MANILA – Criminal charges were filed against a Taiwanese businessmen and his associates for melting assorted Philippine coins and extracting metals from the them for the manufacture of plumbing fixtures.
In the charge sheet filed before the government prosecutor’s office in suburban Quezon City, Metro Manila, the businessman was identified as Mun Tsung Liang, who owns a company bearing his name that manufactures plumbing and related materials.
Liang was accused, along with several company officials, of violating a presidential decree that prohibits and penalizes the defacement, mutilation, tearing, burning or destruction of Philippine bank notes and coins.
The complaint was filed by Undersecretary Antonio Villar, the head of the Presidential Anti-Smuggling Group (PASG) whose men raided and seized recently from Liang’s factory in Caloocan several sacks of mutilated coins of different denominations
Villar said he filed the charges after the Central Bank of the Philippines certified that the finished plumbing accessories were made of bronze extracted from local coins, particularly the 25-centavo pieces.
Villar said the businessman has been making “a hell of a business out of our local currencies and in our own country at that.”
He disclosed that this time, he would like to see Liang convicted by the court and penalized for violating the law.
Villar recalled that the same complaint was filed against Liang three years ago before the Department of Justice when his company was still located at the export processing zone in the town of Rosario, Cavite province in Southern Luzon.
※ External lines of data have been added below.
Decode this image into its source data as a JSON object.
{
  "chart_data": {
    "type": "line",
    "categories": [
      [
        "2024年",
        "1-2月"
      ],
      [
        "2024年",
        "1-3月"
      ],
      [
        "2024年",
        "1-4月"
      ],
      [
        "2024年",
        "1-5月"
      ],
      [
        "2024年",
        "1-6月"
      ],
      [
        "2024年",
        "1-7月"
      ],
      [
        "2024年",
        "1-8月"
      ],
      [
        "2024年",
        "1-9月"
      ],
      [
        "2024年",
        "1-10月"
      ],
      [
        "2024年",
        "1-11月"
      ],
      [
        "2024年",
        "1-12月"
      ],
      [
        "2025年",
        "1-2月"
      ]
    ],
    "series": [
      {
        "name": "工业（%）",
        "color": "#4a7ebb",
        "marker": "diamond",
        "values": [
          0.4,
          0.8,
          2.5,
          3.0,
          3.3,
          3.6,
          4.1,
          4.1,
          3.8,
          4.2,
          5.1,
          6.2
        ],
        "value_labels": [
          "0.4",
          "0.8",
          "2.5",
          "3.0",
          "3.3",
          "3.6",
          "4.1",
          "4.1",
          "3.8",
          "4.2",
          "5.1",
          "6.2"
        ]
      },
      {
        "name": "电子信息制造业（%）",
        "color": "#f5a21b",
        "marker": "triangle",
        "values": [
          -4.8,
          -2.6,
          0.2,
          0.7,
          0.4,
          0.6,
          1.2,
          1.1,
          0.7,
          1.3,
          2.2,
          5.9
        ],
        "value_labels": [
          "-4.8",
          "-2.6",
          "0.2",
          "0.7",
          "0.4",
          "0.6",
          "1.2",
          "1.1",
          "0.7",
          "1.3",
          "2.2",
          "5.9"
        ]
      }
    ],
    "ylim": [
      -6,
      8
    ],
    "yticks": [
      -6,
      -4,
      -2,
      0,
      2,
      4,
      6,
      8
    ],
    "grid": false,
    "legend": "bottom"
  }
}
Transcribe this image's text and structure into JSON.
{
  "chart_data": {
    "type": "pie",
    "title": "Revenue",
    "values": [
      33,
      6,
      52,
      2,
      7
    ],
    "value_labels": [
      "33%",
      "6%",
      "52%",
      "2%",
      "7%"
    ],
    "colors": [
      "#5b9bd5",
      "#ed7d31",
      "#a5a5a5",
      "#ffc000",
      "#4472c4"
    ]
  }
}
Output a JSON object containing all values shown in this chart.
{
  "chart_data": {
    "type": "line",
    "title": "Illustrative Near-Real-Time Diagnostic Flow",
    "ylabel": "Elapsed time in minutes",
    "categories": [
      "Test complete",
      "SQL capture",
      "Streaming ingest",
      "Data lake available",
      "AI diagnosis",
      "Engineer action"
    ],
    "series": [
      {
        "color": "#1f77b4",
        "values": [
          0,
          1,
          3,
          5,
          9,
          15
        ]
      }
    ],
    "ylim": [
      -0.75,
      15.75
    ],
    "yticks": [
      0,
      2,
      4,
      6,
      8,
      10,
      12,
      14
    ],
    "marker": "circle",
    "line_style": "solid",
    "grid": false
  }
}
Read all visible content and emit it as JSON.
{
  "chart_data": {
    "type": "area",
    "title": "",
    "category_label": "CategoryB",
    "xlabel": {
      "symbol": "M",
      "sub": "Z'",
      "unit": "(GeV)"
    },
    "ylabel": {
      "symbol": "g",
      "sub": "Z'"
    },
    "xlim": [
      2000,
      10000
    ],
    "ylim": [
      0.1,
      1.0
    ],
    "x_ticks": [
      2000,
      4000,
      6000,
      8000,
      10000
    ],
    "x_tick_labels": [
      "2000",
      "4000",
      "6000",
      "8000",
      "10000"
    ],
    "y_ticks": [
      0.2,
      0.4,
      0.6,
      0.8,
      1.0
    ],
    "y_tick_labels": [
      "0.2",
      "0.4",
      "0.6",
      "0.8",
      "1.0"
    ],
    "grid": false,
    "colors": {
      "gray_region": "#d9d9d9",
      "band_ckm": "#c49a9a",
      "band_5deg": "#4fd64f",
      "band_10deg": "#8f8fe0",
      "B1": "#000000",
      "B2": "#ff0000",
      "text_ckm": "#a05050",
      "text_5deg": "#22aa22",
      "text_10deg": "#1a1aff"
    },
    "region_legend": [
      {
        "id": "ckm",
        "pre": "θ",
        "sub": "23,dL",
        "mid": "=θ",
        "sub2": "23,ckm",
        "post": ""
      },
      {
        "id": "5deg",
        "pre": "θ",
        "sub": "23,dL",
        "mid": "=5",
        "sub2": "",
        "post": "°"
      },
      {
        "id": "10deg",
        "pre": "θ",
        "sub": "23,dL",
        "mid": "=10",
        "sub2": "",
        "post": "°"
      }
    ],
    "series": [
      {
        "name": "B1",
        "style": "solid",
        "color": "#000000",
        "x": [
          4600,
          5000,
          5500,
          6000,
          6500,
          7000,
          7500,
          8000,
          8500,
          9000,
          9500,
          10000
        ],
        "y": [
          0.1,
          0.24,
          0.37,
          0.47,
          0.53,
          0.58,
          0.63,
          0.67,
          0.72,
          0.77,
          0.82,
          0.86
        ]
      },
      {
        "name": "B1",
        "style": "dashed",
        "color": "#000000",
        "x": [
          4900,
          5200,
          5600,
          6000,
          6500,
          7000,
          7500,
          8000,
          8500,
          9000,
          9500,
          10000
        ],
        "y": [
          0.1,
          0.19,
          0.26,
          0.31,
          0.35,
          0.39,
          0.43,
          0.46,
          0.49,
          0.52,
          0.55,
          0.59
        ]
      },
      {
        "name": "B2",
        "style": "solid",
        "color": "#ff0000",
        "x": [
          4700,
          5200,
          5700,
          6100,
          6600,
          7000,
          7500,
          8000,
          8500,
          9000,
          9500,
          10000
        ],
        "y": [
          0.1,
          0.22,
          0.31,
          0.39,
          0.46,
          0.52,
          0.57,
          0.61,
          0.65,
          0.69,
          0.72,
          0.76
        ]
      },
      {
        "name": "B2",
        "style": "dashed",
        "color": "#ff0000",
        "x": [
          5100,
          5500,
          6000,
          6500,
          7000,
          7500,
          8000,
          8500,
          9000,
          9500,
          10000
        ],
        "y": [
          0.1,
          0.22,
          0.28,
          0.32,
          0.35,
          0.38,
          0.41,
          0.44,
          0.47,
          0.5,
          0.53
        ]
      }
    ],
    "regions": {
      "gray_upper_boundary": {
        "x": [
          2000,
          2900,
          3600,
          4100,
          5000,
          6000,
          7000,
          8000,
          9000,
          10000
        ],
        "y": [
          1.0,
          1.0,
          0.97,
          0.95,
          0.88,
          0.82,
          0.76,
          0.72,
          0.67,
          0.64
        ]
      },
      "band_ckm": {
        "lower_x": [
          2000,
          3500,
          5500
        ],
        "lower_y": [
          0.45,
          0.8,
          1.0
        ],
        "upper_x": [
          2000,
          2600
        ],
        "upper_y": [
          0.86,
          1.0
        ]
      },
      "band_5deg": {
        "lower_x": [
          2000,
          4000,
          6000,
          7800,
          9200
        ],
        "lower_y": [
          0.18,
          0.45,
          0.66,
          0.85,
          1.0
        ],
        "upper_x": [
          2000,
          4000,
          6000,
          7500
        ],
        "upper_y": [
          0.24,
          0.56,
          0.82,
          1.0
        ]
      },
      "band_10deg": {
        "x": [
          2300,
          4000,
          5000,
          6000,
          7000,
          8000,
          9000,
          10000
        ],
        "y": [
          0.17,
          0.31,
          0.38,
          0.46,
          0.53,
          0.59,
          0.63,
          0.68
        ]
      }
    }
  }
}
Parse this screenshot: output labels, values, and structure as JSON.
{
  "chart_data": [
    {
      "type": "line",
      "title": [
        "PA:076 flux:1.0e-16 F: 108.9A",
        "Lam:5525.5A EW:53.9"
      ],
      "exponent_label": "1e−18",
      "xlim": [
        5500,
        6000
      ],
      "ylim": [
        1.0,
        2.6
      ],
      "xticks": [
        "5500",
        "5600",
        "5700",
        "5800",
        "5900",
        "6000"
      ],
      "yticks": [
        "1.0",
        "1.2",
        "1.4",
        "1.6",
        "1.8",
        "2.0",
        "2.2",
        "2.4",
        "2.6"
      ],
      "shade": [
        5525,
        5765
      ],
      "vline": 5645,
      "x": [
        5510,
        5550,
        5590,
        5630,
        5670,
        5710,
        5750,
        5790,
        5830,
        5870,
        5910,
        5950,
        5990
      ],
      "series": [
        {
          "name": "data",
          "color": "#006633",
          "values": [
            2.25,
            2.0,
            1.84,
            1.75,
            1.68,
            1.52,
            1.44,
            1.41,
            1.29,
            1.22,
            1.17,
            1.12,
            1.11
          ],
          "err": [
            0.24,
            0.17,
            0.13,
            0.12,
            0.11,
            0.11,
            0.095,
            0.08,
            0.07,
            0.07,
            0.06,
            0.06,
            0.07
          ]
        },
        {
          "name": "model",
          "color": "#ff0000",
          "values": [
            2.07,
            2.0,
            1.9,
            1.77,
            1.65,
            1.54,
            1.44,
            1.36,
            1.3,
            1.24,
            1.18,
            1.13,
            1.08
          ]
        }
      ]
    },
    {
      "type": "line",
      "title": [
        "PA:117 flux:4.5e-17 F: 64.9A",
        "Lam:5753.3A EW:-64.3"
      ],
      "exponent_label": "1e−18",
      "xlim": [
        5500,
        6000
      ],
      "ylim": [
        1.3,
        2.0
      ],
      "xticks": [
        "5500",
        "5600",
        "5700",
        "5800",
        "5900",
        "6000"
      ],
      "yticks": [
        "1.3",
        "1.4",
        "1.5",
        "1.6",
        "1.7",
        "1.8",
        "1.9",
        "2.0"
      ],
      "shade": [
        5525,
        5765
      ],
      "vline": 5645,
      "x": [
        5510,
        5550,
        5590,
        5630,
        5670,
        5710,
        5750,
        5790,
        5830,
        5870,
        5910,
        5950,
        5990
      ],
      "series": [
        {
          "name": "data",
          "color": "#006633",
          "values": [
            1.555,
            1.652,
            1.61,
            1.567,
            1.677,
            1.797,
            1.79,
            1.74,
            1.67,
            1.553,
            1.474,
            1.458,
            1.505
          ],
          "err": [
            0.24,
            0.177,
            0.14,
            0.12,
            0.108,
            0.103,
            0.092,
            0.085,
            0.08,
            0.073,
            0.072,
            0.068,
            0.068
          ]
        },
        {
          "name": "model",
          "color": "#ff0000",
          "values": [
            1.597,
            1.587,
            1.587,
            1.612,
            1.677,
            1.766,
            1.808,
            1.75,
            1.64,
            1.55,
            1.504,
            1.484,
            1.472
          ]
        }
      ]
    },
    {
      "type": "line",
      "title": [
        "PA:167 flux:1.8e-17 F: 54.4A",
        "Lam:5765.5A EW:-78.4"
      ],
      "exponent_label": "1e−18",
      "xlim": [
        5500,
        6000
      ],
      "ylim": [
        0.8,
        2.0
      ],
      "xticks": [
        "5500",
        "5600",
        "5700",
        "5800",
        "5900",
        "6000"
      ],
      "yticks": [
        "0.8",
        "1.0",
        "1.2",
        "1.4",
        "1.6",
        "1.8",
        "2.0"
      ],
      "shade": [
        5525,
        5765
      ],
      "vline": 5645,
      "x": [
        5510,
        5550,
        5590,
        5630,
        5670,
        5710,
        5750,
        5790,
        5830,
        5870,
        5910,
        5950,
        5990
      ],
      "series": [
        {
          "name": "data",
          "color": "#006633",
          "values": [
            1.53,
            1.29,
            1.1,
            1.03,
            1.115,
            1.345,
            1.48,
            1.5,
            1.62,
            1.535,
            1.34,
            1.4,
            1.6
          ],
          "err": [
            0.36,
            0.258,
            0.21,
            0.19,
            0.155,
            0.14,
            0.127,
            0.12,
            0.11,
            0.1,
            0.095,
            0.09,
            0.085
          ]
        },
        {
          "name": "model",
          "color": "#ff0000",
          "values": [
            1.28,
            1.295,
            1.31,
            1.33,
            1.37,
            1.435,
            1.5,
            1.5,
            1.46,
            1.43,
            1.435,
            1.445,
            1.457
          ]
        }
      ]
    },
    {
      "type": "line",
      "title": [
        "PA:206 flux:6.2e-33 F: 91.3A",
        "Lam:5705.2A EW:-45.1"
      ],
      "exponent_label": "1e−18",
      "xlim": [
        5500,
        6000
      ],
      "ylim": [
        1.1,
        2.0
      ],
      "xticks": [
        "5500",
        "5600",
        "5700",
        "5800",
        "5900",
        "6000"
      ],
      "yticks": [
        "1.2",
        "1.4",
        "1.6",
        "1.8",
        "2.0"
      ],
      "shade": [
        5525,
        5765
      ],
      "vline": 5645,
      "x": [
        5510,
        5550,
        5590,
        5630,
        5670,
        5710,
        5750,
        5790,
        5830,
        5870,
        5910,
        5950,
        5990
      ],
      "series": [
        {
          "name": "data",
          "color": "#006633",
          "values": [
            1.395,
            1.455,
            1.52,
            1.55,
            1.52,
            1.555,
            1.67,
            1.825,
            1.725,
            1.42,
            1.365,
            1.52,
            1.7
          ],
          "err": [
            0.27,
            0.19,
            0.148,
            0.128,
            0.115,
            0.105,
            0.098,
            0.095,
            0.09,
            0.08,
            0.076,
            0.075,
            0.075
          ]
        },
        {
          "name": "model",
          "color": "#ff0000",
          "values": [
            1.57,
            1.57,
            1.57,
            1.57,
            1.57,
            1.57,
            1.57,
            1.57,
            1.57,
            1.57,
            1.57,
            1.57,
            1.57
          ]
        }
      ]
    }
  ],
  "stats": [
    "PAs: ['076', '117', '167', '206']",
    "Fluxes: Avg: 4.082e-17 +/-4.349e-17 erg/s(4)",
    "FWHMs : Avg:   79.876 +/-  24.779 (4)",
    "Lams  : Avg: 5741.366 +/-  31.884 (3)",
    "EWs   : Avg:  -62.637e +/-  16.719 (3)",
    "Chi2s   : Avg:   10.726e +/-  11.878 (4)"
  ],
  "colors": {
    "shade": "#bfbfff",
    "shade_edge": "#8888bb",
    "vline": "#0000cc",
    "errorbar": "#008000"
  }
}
But for still unknown reasons, Villar said the complaint was dismissed despite the presence of enough evidence to establish the guilt of Liang and his associates.
According to Villar, Liang is also suspected of heading a big criminal syndicate that smuggles Philippine coins into neighboring countries like Malaysia, Taiwan and South Korea.
He said the smuggling has become “big business” because Philippine coins are much in demand abroad because their copper and nickel contents are used for the manufacture of assorted electronic spare parts.
Villar disclosed this was confirmed in late 2008 when PASG agents seized local coins equivalent to about $60,000, which were about to be exported to South Korea.
Villar added that the Central Bank is still conducting an inventory of the local coins to determine if there is a shortage as a result of the illegal activities of Liang and the smuggling syndicate.
He cited intelligence reports that most of the smuggled coins came from various banks through the help of unscrupulous employees believed to be in the payroll of the syndicate.
It is also possible, Villar said, that officials and employees at the “graft-ridden” Bureau of Customs are also in cahoots with the syndicate by facilitating the shipment of the smuggled coins out of the country.